Nous ne pouvons pas ignorer le fait que le nombre de bureaucrates a explosé sous Plante. 

 

Son administration laisse entendre qu'elle prend au sérieux la situation budgétaire de la ville en gelant l'embauche de 400 fonctionnaires pour 2024, mais elle ne dit pas tout. 

 

État obèse, ville obèse

 

Entre 2018 et 2023, le nombre d'employés de la Ville de Montréal passera de 22 000 à 28 000, soit une augmentation de 21%. 

 

Si Mme Plante était audacieuse, elle ramènerait les effectifs à leur niveau d'avant la pandémie, ce qui permettrait aux contribuables d'économiser 265 millions de dollars

 

En termes de rémunération totale, les employés municipaux, y compris ceux de la Ville de Montréal, reçoivent en moyenne 38,5% de plus que les employés non syndiqués du secteur privé, et 25,3% de plus que les employés syndiqués du secteur privé.

 

Mais ce n'est pas la seule dépense démesurée de l'administration Plante. 

 

Qu'il s'agisse du «plan de rajeunissement» de 340 millions de dollars du parc Jean-Drapeau, des 92 millions de dollars prévus pour le réaménagement de la voie Camilien-Houde ou des 426 000$ consacrés à de simples sculptures d'animaux pour «ramener un sentiment de sécurité dans nos rues», les contribuables montréalais paient la facture des ambitions démesurées de l'administration Plante.

 

Crise du logement

 

Comment ces dépenses peuvent-elles être considérées comme une priorité alors qu'un nombre croissant de Montréalais peinent à se loger?

 

À l'heure actuelle, les Montréalais ont du mal à payer leur loyer.

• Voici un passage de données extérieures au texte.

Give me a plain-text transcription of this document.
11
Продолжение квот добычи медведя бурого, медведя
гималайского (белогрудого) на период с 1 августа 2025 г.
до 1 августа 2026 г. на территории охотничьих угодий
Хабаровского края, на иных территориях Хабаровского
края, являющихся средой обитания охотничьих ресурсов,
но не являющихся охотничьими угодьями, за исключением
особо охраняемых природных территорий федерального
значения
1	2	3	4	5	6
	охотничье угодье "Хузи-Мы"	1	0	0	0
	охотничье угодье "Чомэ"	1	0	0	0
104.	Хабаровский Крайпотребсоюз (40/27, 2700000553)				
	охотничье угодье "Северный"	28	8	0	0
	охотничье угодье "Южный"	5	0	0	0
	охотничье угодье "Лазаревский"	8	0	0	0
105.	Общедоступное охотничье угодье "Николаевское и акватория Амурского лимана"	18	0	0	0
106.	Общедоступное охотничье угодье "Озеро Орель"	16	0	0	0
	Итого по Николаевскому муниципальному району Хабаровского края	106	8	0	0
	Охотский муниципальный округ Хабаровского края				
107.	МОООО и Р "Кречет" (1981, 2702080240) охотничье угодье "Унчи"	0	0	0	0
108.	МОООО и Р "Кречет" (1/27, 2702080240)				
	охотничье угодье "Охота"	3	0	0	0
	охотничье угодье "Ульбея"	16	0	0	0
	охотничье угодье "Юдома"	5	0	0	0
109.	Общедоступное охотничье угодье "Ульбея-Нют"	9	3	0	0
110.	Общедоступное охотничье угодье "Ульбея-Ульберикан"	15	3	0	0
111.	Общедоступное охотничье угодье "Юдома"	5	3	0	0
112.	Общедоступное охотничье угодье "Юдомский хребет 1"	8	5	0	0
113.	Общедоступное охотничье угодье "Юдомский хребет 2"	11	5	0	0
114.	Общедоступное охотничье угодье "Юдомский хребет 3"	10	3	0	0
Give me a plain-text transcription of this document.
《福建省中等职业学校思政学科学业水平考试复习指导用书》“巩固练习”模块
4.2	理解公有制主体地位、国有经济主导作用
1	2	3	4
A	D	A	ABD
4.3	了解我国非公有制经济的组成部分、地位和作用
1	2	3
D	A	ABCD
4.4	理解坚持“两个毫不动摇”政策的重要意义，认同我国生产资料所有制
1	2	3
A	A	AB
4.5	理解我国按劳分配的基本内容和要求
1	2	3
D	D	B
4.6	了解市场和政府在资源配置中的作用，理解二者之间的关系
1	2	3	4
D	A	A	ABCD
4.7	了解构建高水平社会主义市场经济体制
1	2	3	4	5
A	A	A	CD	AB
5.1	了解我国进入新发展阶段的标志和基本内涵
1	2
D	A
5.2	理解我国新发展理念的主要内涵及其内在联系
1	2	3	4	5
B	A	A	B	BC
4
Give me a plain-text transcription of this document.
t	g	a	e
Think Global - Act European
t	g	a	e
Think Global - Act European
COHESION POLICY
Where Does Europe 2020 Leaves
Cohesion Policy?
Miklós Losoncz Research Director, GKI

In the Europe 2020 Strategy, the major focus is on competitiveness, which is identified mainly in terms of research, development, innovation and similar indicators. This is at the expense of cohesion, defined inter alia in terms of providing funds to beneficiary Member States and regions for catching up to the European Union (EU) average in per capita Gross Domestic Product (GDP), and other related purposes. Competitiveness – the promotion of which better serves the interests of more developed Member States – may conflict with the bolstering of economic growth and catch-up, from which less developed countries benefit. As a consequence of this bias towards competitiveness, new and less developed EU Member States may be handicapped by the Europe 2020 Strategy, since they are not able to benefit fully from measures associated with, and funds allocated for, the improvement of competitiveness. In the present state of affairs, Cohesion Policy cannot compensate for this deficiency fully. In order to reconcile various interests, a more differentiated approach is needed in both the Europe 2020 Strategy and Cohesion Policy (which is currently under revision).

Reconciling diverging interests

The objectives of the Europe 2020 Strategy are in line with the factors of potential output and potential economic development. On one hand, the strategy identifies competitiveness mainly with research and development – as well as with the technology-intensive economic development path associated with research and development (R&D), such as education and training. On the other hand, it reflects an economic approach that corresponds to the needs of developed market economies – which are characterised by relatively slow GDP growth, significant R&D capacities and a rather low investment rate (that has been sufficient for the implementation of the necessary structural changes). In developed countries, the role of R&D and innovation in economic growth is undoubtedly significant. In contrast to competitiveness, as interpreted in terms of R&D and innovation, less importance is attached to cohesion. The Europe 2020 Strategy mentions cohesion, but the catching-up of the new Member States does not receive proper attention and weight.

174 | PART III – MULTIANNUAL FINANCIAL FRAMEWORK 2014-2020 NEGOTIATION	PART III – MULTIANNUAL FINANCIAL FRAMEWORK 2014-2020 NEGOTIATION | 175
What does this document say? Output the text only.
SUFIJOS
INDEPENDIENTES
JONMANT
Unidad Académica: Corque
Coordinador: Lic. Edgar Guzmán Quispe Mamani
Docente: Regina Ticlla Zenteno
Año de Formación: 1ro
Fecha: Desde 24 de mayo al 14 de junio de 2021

Un Montréalais ayant un salaire net de 41 600$ doit débourser près de la moitié de son revenu pour avoir un toit. En effet, le loyer moyen d'un appartement de trois pièces et demie à Montréal est maintenant de 1587$ par mois.

 

Les familles et les travailleurs ont du mal à se loger. Si la mairie augmente les taxes ou en crée de nouvelles, cela ne les aidera certainement pas. Il est clair que la seule façon acceptable d'assainir les finances de la ville de Montréal est de réduire les dépenses, même s’il ne s’agit pas d’une décision facile. Les Montréalais ont fait suffisamment de sacrifices. 

 

Mme Plante doit maintenant assumer ses responsabilités et prendre les décisions difficiles qui ramèneront le bon sens à l'hôtel de ville. Les contribuables montréalais en ont assez.